Fait d’autrui, est tout ce qui est fait, dit, ou écrit par quelqu’un, relativement à une autre personne : c’est ce que l’on appelle communément en Droit, res inter alios acta. Il est de maxime que le fait d’autrui ne préjudicie point à un autre. L. 5. §. ff. lib. XXXIX. tit. j. Cette regle reçoit néanmoins quelques exceptions ; savoir lorsque celui qui a agi pour autrui, avoit le pouvoir de le faire, comme un tuteur pour son mineur ; un associé qui agit tant pour lui que pour son associé. (A)

Fait d’une Cause, Mémoire, piece d’Ecriture, ou d’un Procès, c’est l’exposition de l’espece & des circonstances qui donnent lieu à la contestation dans les plaidoyers, mémoires & écritures. Le fait ou récit du fait, suit immédiatement l’exorde, & précede les moyens. (A)

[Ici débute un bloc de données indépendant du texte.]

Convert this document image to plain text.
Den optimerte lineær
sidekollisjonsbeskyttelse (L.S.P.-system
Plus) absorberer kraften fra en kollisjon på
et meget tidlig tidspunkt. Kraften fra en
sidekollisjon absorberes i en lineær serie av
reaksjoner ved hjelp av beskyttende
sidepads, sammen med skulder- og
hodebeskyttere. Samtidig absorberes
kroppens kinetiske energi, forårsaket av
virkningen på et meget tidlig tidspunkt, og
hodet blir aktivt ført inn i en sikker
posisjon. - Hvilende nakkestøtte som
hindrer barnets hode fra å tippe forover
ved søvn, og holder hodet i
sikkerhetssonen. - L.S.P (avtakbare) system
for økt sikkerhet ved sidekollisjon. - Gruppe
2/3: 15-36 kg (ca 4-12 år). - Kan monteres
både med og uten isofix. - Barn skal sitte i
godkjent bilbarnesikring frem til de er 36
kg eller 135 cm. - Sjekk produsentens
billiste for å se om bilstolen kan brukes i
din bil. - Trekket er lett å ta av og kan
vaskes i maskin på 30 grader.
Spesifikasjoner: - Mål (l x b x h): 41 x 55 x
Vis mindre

Fait et Cause, se prend pour le droit & intérêt de quelqu’un. Prendre fait & cause pour quelqu’un, ou prendre son fait & cause, c’est intervenir en justice pour le garantir de l’évenement d’une contestation, & même le tirer hors de cause. En garantie formelle, les garants peuvent prendre le fait & cause du garanti, lequel, en ce cas, est mis hors de cause, s’il le requiert avant contestation : mais en garantie simple, les garants ne peuvent prendre le fait & cause, mais seulement intervenir si bon leur semble. Voyez le titre viij. de l’ordonnance de 1667, article 9. & 12. & Garantie formelle, & Garantie simple. (A)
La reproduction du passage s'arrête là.